Potential Bug in Dropout Logic of forward Method

Open WiserZhou opened this issue 9 months ago • 0 comments

https://github.com/NeuralCarver/Michelangelo/blob/6d83b0bacef92715dd5179d45647ed9a3d39bc95/michelangelo/models/conditional_encoders/encoder_factory.py#L554

In the forward method of the MoECLIPImageEncoder class, I noticed the following code snippet:

if zero_embedding_radio > 0:
    mask = torch.rand((len(image), 1, 1), device=z.device, dtype=z.dtype) >= zero_embedding_radio
    z = z + mask.to(z)

The current implementation uses z = z + mask.to(z) to apply the mask. However, I believe the intention of mask here is to act as a dropout mechanism, randomly dropping elements of z to improve the model's generalization ability (as implied by zero_embedding_radio). Using addition (+) does not achieve this effect.
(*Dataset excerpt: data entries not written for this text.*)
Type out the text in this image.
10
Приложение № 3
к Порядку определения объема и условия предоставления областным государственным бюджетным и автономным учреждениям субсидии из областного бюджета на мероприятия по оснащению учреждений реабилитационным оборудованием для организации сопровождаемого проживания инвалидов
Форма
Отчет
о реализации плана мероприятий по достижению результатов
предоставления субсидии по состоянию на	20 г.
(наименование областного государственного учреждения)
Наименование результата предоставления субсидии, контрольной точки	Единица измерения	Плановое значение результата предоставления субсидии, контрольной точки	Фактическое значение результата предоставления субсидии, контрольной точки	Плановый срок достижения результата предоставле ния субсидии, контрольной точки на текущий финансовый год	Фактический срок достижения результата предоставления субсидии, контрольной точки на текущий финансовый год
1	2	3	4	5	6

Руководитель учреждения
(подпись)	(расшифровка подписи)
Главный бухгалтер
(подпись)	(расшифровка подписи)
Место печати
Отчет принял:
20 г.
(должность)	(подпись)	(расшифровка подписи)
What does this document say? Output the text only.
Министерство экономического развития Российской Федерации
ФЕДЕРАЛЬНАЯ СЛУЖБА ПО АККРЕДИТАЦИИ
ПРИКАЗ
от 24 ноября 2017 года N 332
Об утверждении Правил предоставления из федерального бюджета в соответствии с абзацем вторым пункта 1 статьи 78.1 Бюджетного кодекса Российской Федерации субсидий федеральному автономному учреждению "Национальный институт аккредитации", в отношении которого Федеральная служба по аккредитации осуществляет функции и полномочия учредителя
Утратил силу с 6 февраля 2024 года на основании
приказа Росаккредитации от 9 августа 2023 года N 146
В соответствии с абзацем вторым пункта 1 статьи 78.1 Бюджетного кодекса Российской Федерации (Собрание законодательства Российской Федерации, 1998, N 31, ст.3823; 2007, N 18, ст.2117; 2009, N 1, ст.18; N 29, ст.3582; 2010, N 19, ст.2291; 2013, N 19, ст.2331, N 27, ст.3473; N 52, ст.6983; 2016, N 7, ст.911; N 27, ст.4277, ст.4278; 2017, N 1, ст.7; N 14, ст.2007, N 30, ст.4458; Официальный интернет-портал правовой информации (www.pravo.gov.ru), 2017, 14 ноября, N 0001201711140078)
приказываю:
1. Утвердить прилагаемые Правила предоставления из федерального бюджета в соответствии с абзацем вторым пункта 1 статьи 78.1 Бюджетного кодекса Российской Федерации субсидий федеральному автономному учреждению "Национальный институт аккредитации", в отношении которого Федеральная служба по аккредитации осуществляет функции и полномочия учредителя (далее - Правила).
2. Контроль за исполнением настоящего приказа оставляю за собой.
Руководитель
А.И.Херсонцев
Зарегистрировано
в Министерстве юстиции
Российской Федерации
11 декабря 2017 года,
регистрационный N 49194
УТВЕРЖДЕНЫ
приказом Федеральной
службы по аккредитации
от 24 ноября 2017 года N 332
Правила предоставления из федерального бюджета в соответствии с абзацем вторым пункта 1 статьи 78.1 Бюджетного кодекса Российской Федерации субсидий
This behavior seems inconsistent with the purpose of dropout, where we expect some elements to be zeroed out rather than incremented.

I think the correct operation should be multiplication instead of addition, such as:

z = z * mask.to(z)

This aligns with the standard dropout technique, where a random subset of parameters is masked to prevent overfitting.

Mar 15 '25 13:03 WiserZhou